Saturday, August 9, 2008

The quality of Europe's scientific publications

The Figure on the side presents recent data on the 'Field-normalised Citation Impact Score' per scientific discipline for both the EU-25 and the US. It shows that the EU-25's scientific impact is around or below world average in almost all scientific disciplines. The EU-25 demonstrates a citation impact score above world average in 6 out of the 37 sub-fields, namely in 'Information and Communication Sciences', 'Physics', 'Astronomy', 'Civil Engineering', 'Earth Sciences' and 'Chemistry'.

Excerpt:
One of the most widely used proxies to assess the impact of scientific work are citations. Citations to scientific articles provide an indication of the extent to which the scientific work of a research unit/university/country has influence and impact on the world scientific community. The more citations a scientific oeuvre gets, the bigger its impact and relevance.

In this figure, the so-called 'Field-normalised Citation Impact Score' per scientific discipline is used as impact indicator. This indicator is considered as one of the most suitable measures for international comparisons. It is the ratio of the actual number of citations received per publication (excluding self-citations) published in a scientific sub-field to the ‘expected’ (average) number of citations received by all papers published worldwide in the same sub-field.

If the ratio is above 1.0, this means that the scientific oeuvre is cited more frequently than the world average. The denominator (average number of citations per sub-field) is a weighted average taking into account differences in impact between the journals related to the sub-field in question (thus high-impact journals are more heavily weighed than low-impact journals).

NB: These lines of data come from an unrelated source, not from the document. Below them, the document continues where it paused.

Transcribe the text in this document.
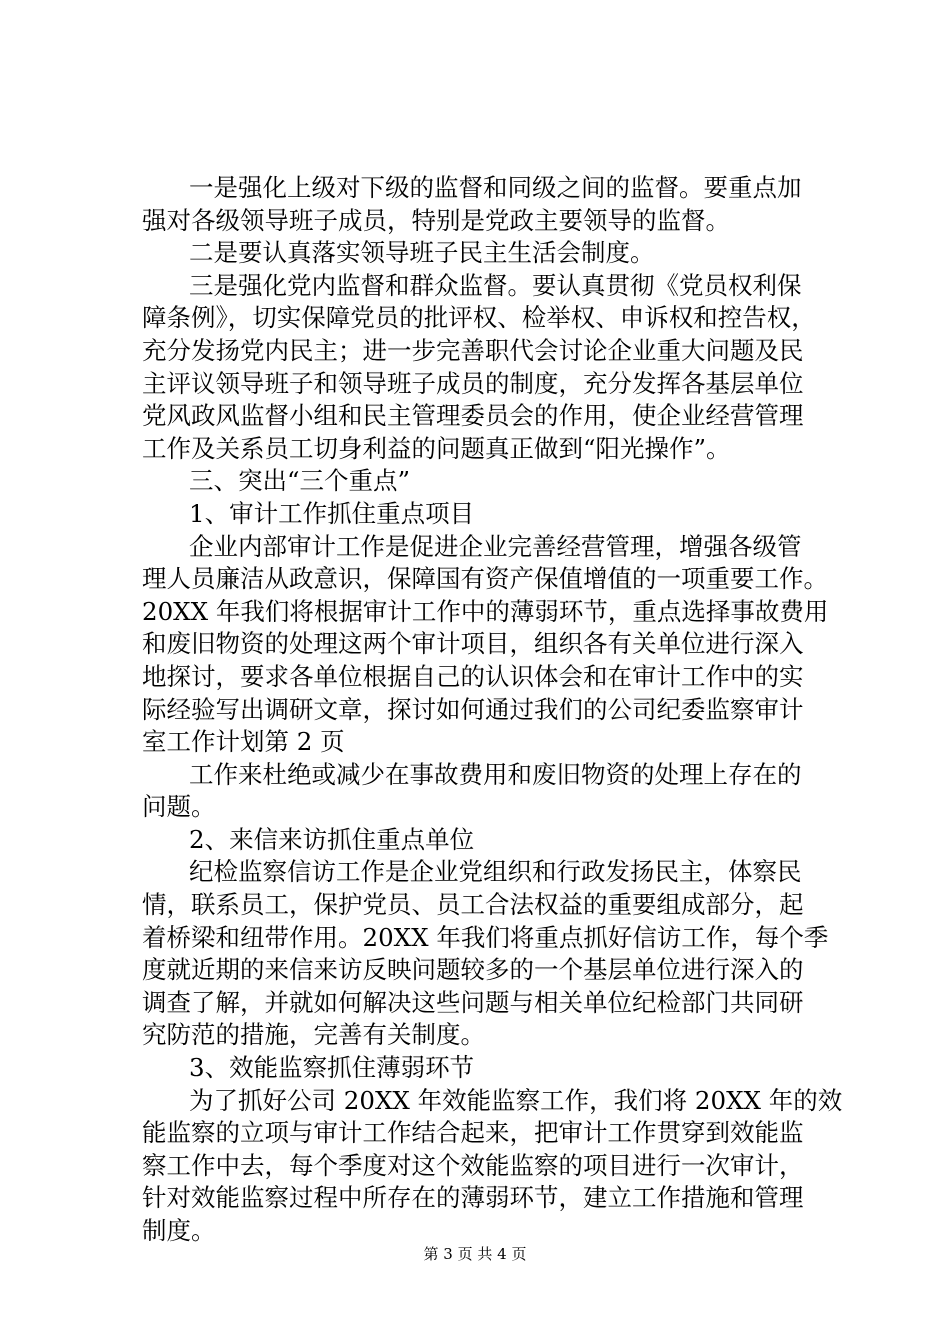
一是强化上级对下级的监督和同级之间的监督。要重点加
强对各级领导班子成员，特别是党政主要领导的监督。
二是要认真落实领导班子民主生活会制度。
三是强化党内监督和群众监督。要认真贯彻《党员权利保
障条例》，切实保障党员的批评权、检举权、申诉权和控告权，
充分发扬党内民主；进一步完善职代会讨论企业重大问题及民
主评议领导班子和领导班子成员的制度，充分发挥各基层单位
党风政风监督小组和民主管理委员会的作用，使企业经营管理
工作及关系员工切身利益的问题真正做到“阳光操作”。
三、突出“三个重点”
1、审计工作抓住重点项目
企业内部审计工作是促进企业完善经营管理，增强各级管
理人员廉洁从政意识，保障国有资产保值增值的一项重要工作。
20XX 年我们将根据审计工作中的薄弱环节，重点选择事故费用
和废旧物资的处理这两个审计项目，组织各有关单位进行深入
地探讨，要求各单位根据自己的认识体会和在审计工作中的实
际经验写出调研文章，探讨如何通过我们的公司纪委监察审计
室工作计划第 2 页
工作来杜绝或减少在事故费用和废旧物资的处理上存在的
问题。
2、来信来访抓住重点单位
纪检监察信访工作是企业党组织和行政发扬民主，体察民
情，联系员工，保护党员、员工合法权益的重要组成部分，起
着桥梁和纽带作用。20XX 年我们将重点抓好信访工作，每个季
度就近期的来信来访反映问题较多的一个基层单位进行深入的
调查了解，并就如何解决这些问题与相关单位纪检部门共同研
究防范的措施，完善有关制度。
3、效能监察抓住薄弱环节
为了抓好公司 20XX 年效能监察工作，我们将 20XX 年的效
能监察的立项与审计工作结合起来，把审计工作贯穿到效能监
察工作中去，每个季度对这个效能监察的项目进行一次审计，
针对效能监察过程中所存在的薄弱环节，建立工作措施和管理
制度。
第 3 页 共 4 页
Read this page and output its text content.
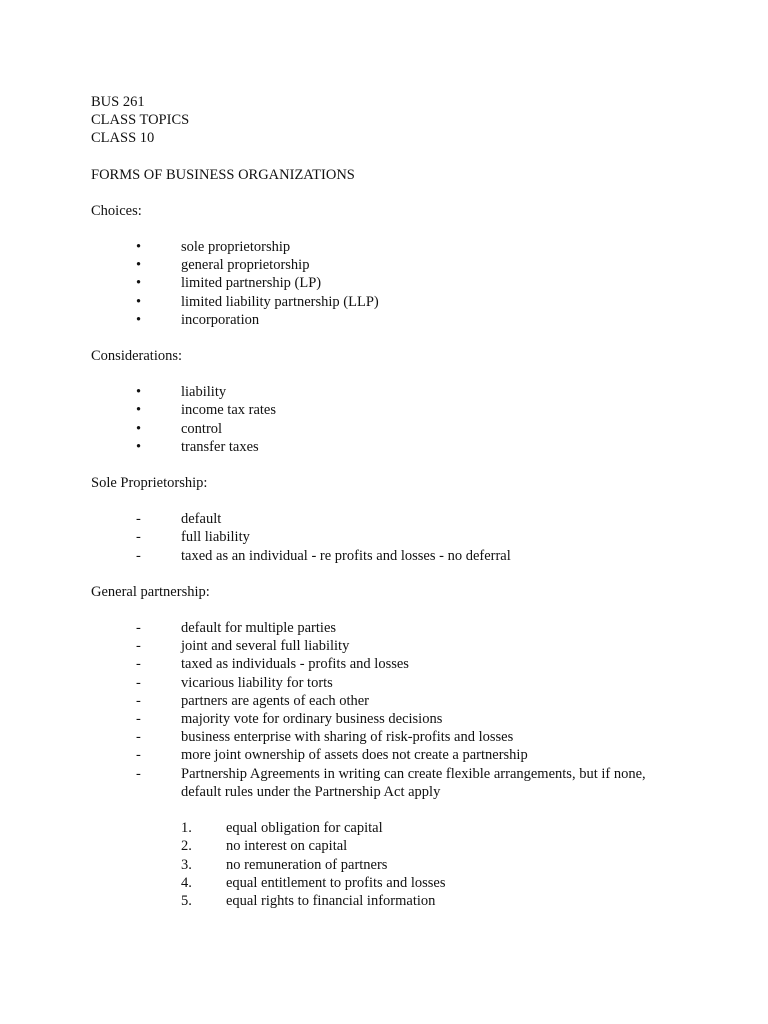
BUS 261
CLASS TOPICS
CLASS 10
FORMS OF BUSINESS ORGANIZATIONS
Choices:
•	sole proprietorship
•	general proprietorship
•	limited partnership (LP)
•	limited liability partnership (LLP)
•	incorporation
Considerations:
•	liability
•	income tax rates
•	control
•	transfer taxes
Sole Proprietorship:
-	default
-	full liability
-	taxed as an individual - re profits and losses - no deferral
General partnership:
-	default for multiple parties
-	joint and several full liability
-	taxed as individuals - profits and losses
-	vicarious liability for torts
-	partners are agents of each other
-	majority vote for ordinary business decisions
-	business enterprise with sharing of risk-profits and losses
-	more joint ownership of assets does not create a partnership
-	Partnership Agreements in writing can create flexible arrangements, but if none, default rules under the Partnership Act apply
1.	equal obligation for capital
2.	no interest on capital
3.	no remuneration of partners
4.	equal entitlement to profits and losses
5.	equal rights to financial information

Compared to the US, the EU-25 demonstrates lower impact scores in 35 out of the 37 scientific disciplines [in two sub-fields of the Social Sciences the EU-25 shows a higher ('Information and Communication Sciences') or similar ('Social Geography and Demography') score]. The gap with the US is particularly striking (i.e. difference in citation impact >0.5) in disciplines such as ‘Chemistry’, ‘Computer Sciences’, ‘Material Sciences’ (in terms of number of publications the most important sub-field of the 'Engineering Sciences'), ‘Economics’, and ‘Statistical Probability and Analysis’.